Neurosurgery 82:419–430, 2018
Odontoid fractures are the most common fracture of the axis and the most common cervical spine fracture in patients over 65. Despite their frequency, there is considerable ambiguity regarding optimal management strategies for these fractures in the elderly. Poor bone health and medical comorbidities contribute to increased surgical risk in this population; however, nonoperative management is associated with a risk of nonunion or fibrous union.

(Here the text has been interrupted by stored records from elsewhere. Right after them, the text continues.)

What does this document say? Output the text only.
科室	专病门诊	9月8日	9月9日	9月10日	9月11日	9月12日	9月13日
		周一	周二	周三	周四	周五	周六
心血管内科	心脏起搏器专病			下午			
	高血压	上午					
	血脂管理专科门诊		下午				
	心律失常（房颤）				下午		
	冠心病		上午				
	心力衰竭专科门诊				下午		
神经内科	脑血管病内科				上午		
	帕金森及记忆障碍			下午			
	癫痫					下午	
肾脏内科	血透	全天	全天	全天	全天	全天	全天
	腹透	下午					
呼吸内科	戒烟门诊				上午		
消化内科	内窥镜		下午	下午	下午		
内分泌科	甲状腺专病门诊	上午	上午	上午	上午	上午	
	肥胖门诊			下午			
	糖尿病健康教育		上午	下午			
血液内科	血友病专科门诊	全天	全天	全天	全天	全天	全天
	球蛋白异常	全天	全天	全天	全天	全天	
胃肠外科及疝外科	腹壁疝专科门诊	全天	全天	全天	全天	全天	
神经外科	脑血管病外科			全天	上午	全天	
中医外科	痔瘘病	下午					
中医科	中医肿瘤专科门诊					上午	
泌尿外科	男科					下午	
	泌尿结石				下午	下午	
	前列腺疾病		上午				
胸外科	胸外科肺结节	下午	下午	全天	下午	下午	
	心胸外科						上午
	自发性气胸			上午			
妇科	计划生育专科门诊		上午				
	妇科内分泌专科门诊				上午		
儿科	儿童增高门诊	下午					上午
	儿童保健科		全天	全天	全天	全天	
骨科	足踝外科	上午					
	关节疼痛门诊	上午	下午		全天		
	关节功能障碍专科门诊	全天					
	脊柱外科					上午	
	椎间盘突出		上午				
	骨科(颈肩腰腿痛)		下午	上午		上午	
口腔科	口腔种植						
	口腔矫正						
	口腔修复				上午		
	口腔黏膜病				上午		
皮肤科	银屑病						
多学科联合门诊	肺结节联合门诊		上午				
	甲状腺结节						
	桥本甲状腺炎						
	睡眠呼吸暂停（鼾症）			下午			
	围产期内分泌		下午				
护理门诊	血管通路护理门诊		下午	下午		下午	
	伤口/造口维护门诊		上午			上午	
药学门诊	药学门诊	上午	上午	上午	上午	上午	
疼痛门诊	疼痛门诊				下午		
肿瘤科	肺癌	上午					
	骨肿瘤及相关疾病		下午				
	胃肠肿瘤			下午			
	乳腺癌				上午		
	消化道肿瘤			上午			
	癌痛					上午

We provide a review of the existing literature and discuss the classi- fication and evaluation of odontoid fractures. The merits of operative vs nonoperative management, fibrous union, and the choice of operative approach in elderly patients are discussed. A treatment algorithm is presented based on the available literature.
We believe that type I and type III odontoid fractures can be managed in a collar in most cases. Type II fractures with any additonal risk factors for nonunion (displacement, comminution, etc) should be considered for surgical management. However, the risks of surgery in an elderly population must be carefully considered on a case-by-case basis. In a frail elderly patient, a fibrous nonunion with close follow-up is an acceptable outcome. If operative management is chosen, a posterior approach is should be chosen when fracture- or patient-related factors make an anterior approach challenging.
The high levels of morbidity and mortality associated with odontoid fractures should encourage all providers to pursue medical co- management and optimization of bone health following diagnosis.